Abstract 1491: Immune resistance emerges from tumor-initiating stem cells

The remarkable capacity of the long-lived stem cells-like population to self-renew, initiate and propagate a tumor placed these cancer stem cells (CSC) at the root of tumorigenesis. Many unique molecular features of stem cells endow these key population with specialized properties to drive tumor formation. However, in order to achieve these functions, the neoplastic stem cells must first overcome the immune barrier. Although it has long been postulated that, as the core of a tumor, CSCs must be superior at evading the immune detection, direct evidence is still lacking to demonstrate this stem cell trait. Another important feature of CSCs is that these cells are programed to resist traditional cancer treatments, including chemotherapy and radiation. Yet, it is still unexplored how CSCs react to the immunotherapy, which just start to revolutionize the cancer treatments. In order to address these fascinating questions, we have designed a spontaneous skin squamous cell carcinoma (SCC) mouse model that can be effectively targeted by adoptive cell transfer (ACT)-based immunotherapy, without losing the targeted tumor antigen. Employing this model, we have lineage traced the fate of tumor-initiating stem cells during and after ACT treatment. In this study, we will present data demonstrating that a subset of TGFβ-responding CSCs, residing at the tumor-stromal interface, are always able to survive from the injected CD8+ T cell treatment and give rise to the relapsed tumor.

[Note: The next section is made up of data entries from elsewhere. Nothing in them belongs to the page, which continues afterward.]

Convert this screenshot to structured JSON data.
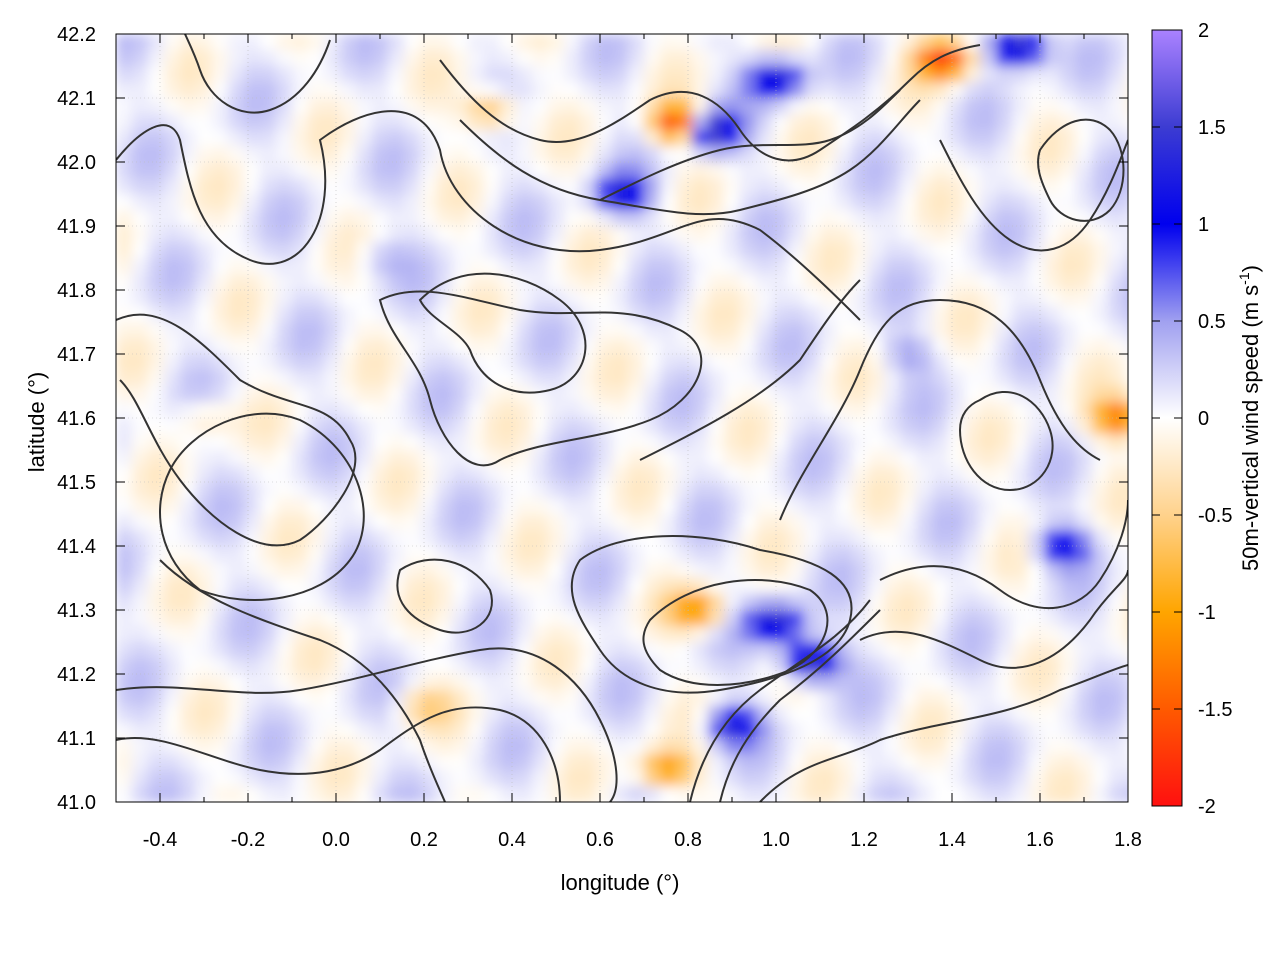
{
  "chart_data": {
    "type": "heatmap",
    "title": "",
    "xlabel": "longitude (°)",
    "ylabel": "latitude (°)",
    "colorbar_label": "50m-vertical wind speed (m s-1)",
    "colorbar_label_parts": {
      "main": "50m-vertical wind speed (m s",
      "sup": "-1",
      "close": ")"
    },
    "xlim": [
      -0.5,
      1.8
    ],
    "ylim": [
      41.0,
      42.2
    ],
    "clim": [
      -2,
      2
    ],
    "x_ticks": [
      -0.4,
      -0.2,
      0.0,
      0.2,
      0.4,
      0.6,
      0.8,
      1.0,
      1.2,
      1.4,
      1.6,
      1.8
    ],
    "x_tick_labels": [
      "-0.4",
      "-0.2",
      "0.0",
      "0.2",
      "0.4",
      "0.6",
      "0.8",
      "1.0",
      "1.2",
      "1.4",
      "1.6",
      "1.8"
    ],
    "y_ticks": [
      41.0,
      41.1,
      41.2,
      41.3,
      41.4,
      41.5,
      41.6,
      41.7,
      41.8,
      41.9,
      42.0,
      42.1,
      42.2
    ],
    "y_tick_labels": [
      "41.0",
      "41.1",
      "41.2",
      "41.3",
      "41.4",
      "41.5",
      "41.6",
      "41.7",
      "41.8",
      "41.9",
      "42.0",
      "42.1",
      "42.2"
    ],
    "colorbar_ticks": [
      -2,
      -1.5,
      -1,
      -0.5,
      0,
      0.5,
      1,
      1.5,
      2
    ],
    "colorbar_tick_labels": [
      "-2",
      "-1.5",
      "-1",
      "-0.5",
      "0",
      "0.5",
      "1",
      "1.5",
      "2"
    ],
    "colormap": [
      {
        "v": -2.0,
        "color": "#ff1010"
      },
      {
        "v": -1.5,
        "color": "#ff5a00"
      },
      {
        "v": -1.0,
        "color": "#ffa500"
      },
      {
        "v": -0.5,
        "color": "#ffd28c"
      },
      {
        "v": 0.0,
        "color": "#ffffff"
      },
      {
        "v": 0.5,
        "color": "#a0a0f0"
      },
      {
        "v": 1.0,
        "color": "#0000ee"
      },
      {
        "v": 1.5,
        "color": "#3c3cd2"
      },
      {
        "v": 2.0,
        "color": "#aa82ff"
      }
    ],
    "grid": true,
    "contour_color": "#333333",
    "hotspots": [
      {
        "lon": 0.85,
        "lat": 42.05,
        "value": 1.9
      },
      {
        "lon": 0.78,
        "lat": 42.06,
        "value": -1.9
      },
      {
        "lon": 1.0,
        "lat": 42.13,
        "value": 1.4
      },
      {
        "lon": 1.38,
        "lat": 42.16,
        "value": -1.8
      },
      {
        "lon": 1.55,
        "lat": 42.18,
        "value": 1.8
      },
      {
        "lon": 0.65,
        "lat": 41.95,
        "value": 1.2
      },
      {
        "lon": 0.35,
        "lat": 42.08,
        "value": -0.9
      },
      {
        "lon": 1.0,
        "lat": 41.28,
        "value": 1.5
      },
      {
        "lon": 1.08,
        "lat": 41.22,
        "value": 1.8
      },
      {
        "lon": 0.82,
        "lat": 41.3,
        "value": -1.2
      },
      {
        "lon": 0.9,
        "lat": 41.12,
        "value": 1.2
      },
      {
        "lon": 1.65,
        "lat": 41.4,
        "value": 1.1
      },
      {
        "lon": 1.78,
        "lat": 41.6,
        "value": -1.4
      },
      {
        "lon": 0.75,
        "lat": 41.05,
        "value": -1.2
      },
      {
        "lon": 0.2,
        "lat": 41.15,
        "value": -0.5
      },
      {
        "lon": -0.3,
        "lat": 41.6,
        "value": -0.4
      },
      {
        "lon": 1.3,
        "lat": 41.7,
        "value": 0.4
      },
      {
        "lon": 0.1,
        "lat": 41.85,
        "value": 0.3
      }
    ]
  }
}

Furthermore, the extensive profiling of ACT surviving stem cells revealed that multiple immune resistant pathways are highly up-regulated in these stem cells. In addition, TGFβ appears to orchestrate these immune resistant processes in the tumor-initiating stem cells. This study highlights CSCs as the core to mediate immune evasion. Citation Format: Yuxuan Miao. Immune resistance emerges from tumor-initiating stem cells [abstract]. In: Proceedings of the American Association for Cancer Research Annual Meeting 2019; 2019 Mar 29-Apr 3; Atlanta, GA. Philadelphia (PA): AACR; Cancer Res 2019;79(13 Suppl):Abstract nr 1491.